Na Itaipu Binacional, o diretor-administrativo da binacional, Igor Rocha, incentiva a produção científica na cidade. Com ajuda da Itaipu, Foz do Iguaçu realizou neste ano a I Conferência Municipal de Ciência, Tecnologia e Inovação, em 4 de maio.

O evento abriu as portas para a participação da cidade na conferência estadual, já realizada, e agora na edição nacional, marcada para o final de julho.

Segundo Rocha, está investindo em esforços para a Itaipu ser produtora de ciência e tecnologia. Entre o quadro de funcionários há 30 doutores e mais de cem mestres. “Acreditamos no potencial de Foz, e a Itaipu impulsiona isso”, frisa.

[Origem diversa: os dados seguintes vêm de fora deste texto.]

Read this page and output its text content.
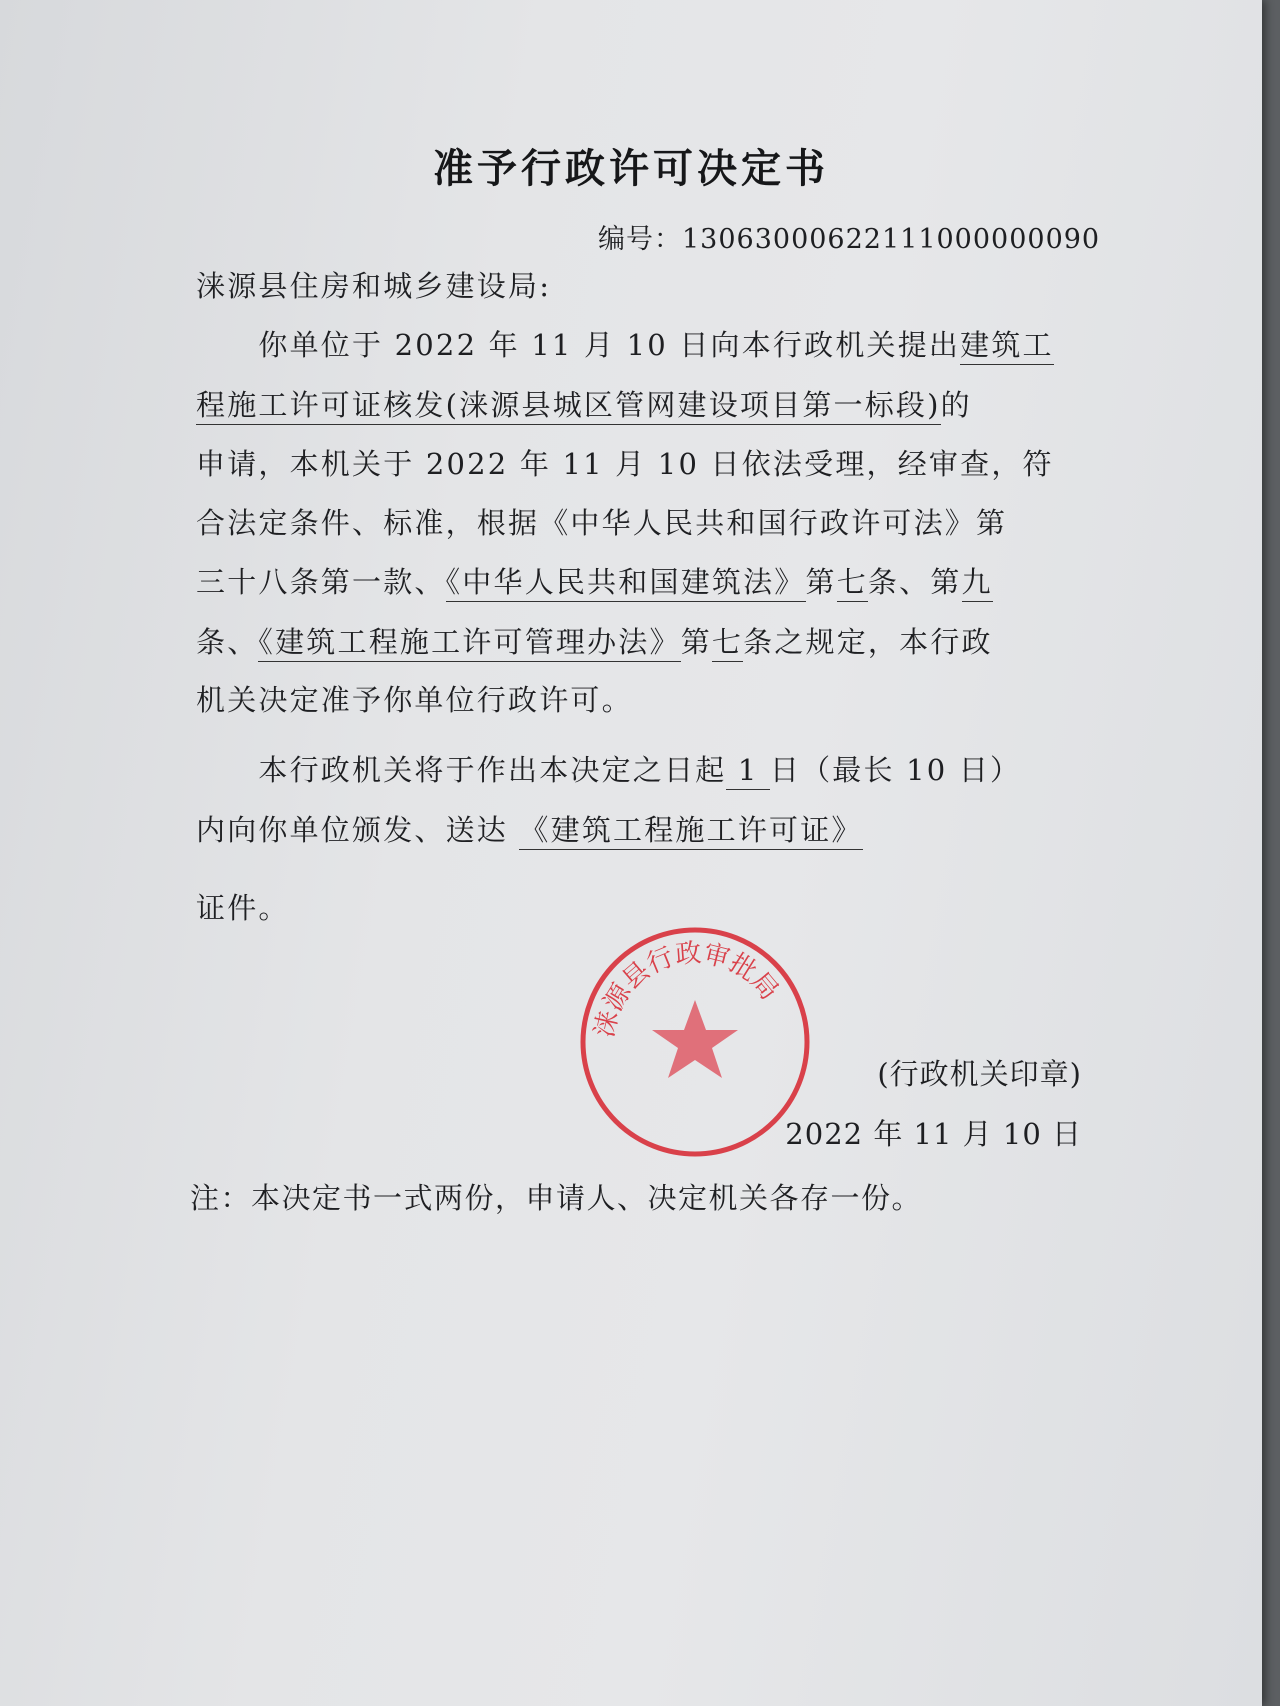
准予行政许可决定书
编号：13063000622111000000090
涞源县住房和城乡建设局:
　　你单位于 2022 年 11 月 10 日向本行政机关提出建筑工
程施工许可证核发(涞源县城区管网建设项目第一标段)的
申请，本机关于 2022 年 11 月 10 日依法受理，经审查，符
合法定条件、标准，根据《中华人民共和国行政许可法》第
三十八条第一款、《中华人民共和国建筑法》第七条、第九
条、《建筑工程施工许可管理办法》第七条之规定，本行政
机关决定准予你单位行政许可。
　　本行政机关将于作出本决定之日起 1 日（最长 10 日）
内向你单位颁发、送达 《建筑工程施工许可证》
证件。
涞源县行政审批局
(行政机关印章)
2022 年 11 月 10 日
注：本决定书一式两份，申请人、决定机关各存一份。
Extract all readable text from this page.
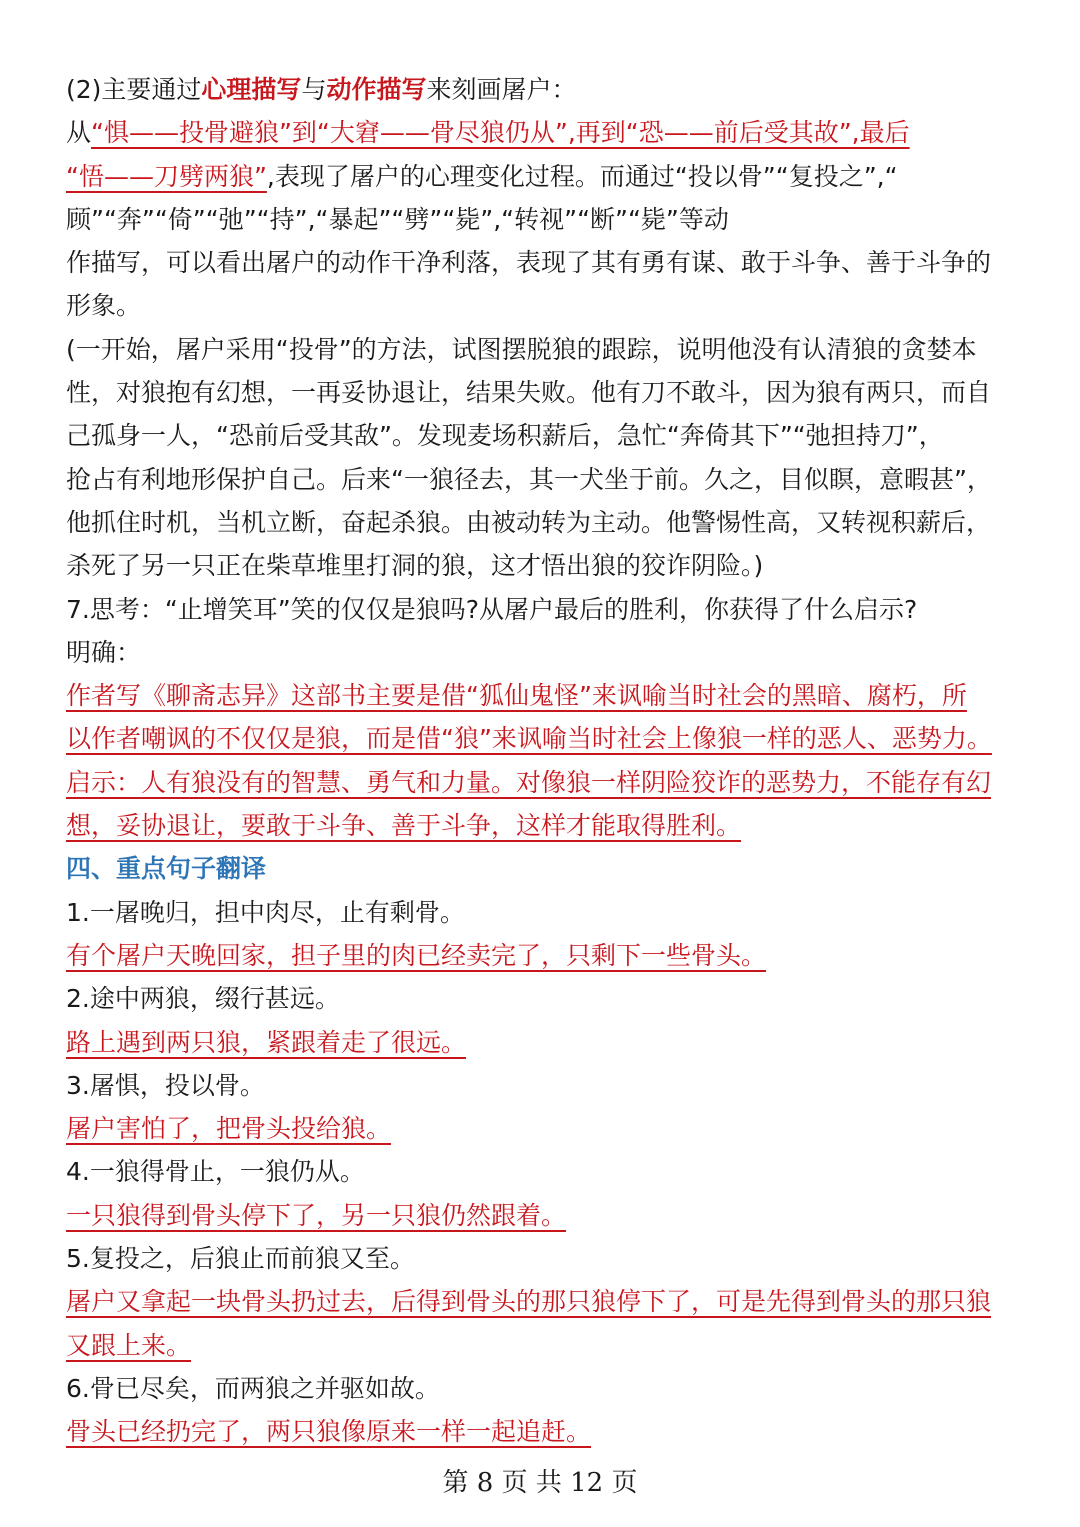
(2)主要通过心理描写与动作描写来刻画屠户：

从“惧——投骨避狼”到“大窘——骨尽狼仍从”,再到“恐——前后受其故”,最后

“悟——刀劈两狼”,表现了屠户的心理变化过程。而通过“投以骨”“复投之”,“

顾”“奔”“倚”“弛”“持”,“暴起”“劈”“毙”,“转视”“断”“毙”等动

作描写，可以看出屠户的动作干净利落，表现了其有勇有谋、敢于斗争、善于斗争的

形象。

(一开始，屠户采用“投骨”的方法，试图摆脱狼的跟踪，说明他没有认清狼的贪婪本

性，对狼抱有幻想，一再妥协退让，结果失败。他有刀不敢斗，因为狼有两只，而自

己孤身一人，“恐前后受其敌”。发现麦场积薪后，急忙“奔倚其下”“弛担持刀”，

抢占有利地形保护自己。后来“一狼径去，其一犬坐于前。久之，目似瞑，意暇甚”，

他抓住时机，当机立断，奋起杀狼。由被动转为主动。他警惕性高，又转视积薪后，

杀死了另一只正在柴草堆里打洞的狼，这才悟出狼的狡诈阴险。)

7.思考：“止增笑耳”笑的仅仅是狼吗?从屠户最后的胜利，你获得了什么启示?

明确：

作者写《聊斋志异》这部书主要是借“狐仙鬼怪”来讽喻当时社会的黑暗、腐朽，所

以作者嘲讽的不仅仅是狼，而是借“狼”来讽喻当时社会上像狼一样的恶人、恶势力。

启示：人有狼没有的智慧、勇气和力量。对像狼一样阴险狡诈的恶势力，不能存有幻

想，妥协退让，要敢于斗争、善于斗争，这样才能取得胜利。

四、重点句子翻译

1.一屠晚归，担中肉尽，止有剩骨。

有个屠户天晚回家，担子里的肉已经卖完了，只剩下一些骨头。

2.途中两狼，缀行甚远。

路上遇到两只狼，紧跟着走了很远。

3.屠惧，投以骨。

屠户害怕了，把骨头投给狼。

4.一狼得骨止，一狼仍从。

一只狼得到骨头停下了，另一只狼仍然跟着。

5.复投之，后狼止而前狼又至。

屠户又拿起一块骨头扔过去，后得到骨头的那只狼停下了，可是先得到骨头的那只狼

又跟上来。

6.骨已尽矣，而两狼之并驱如故。

骨头已经扔完了，两只狼像原来一样一起追赶。

第 8 页 共 12 页
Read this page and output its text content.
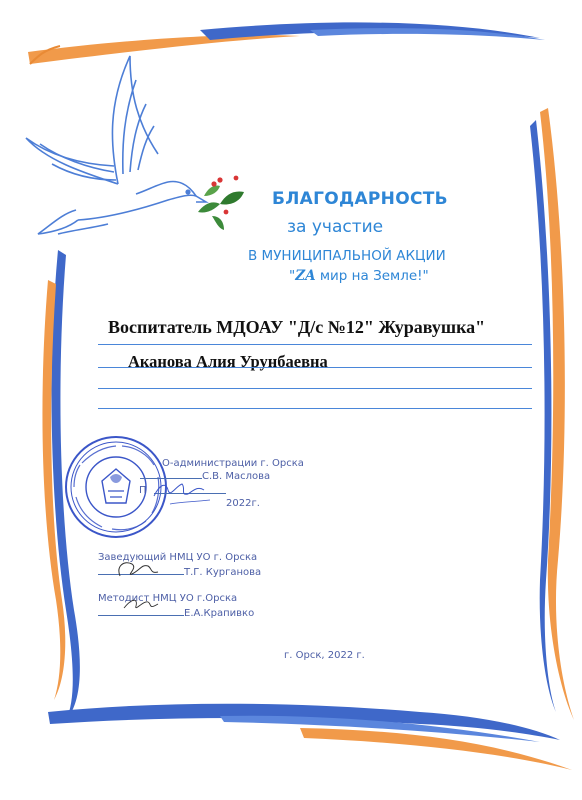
БЛАГОДАРНОСТЬ
за участие
В МУНИЦИПАЛЬНОЙ АКЦИИ
"ZA мир на Земле!"
Воспитатель МДОАУ "Д/с №12" Журавушка"
Аканова Алия Урунбаевна
О-администрации г. Орска
С.В. Маслова
П
2022г.
Заведующий НМЦ УО г. Орска
Т.Г. Курганова
Методист НМЦ УО г.Орска
Е.А.Крапивко
г. Орск, 2022 г.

Nas áreas de pesquisa da usina estão o Laboratório de Concreto e estudos relativos à qualidade da água, o que gerou um trabalho apresentado no Fórum Mundial da Água.

Conselho de Ciência

Outro importante passo para o desenvolvimento da ciência na cidade foi a criação do Conselho Municipal de Ciência, Tecnologia e Inovação (CMCTI), por meio da Lei Complementar 283/2017. A atribuição dele é debater e propor políticas públicas de incentivo à inovação e à pesquisa científica e tecnológica.

Presidente interno do órgão e funcionário da prefeitura, Evandro Ferreira informa que uma das contribuições do conselho foi a criação da lei com incentivos para empreendedores da área de tecnologia e inovação.

Apesar disso, apenas três empresas até agora foram beneficiadas com subsídios do Imposto Sobre Serviços (ISS). Para ele, é preciso divulgar mais a lei.

Recentemente, foi lançado o Plano Municipal de Inovação, elaborado pelo conselho, Secretaria Municipal de Tecnologia da Informação, Sebrae e organizações parceiras. A proposta é montar o planejamento do ecossistema de inovação municipal, estruturando ações nas áreas da economia criativa, saúde, logística e transporte.

Outra atuação do conselho foi no projeto Vila A Inteligente e no projeto Transformação Digital, da prefeitura.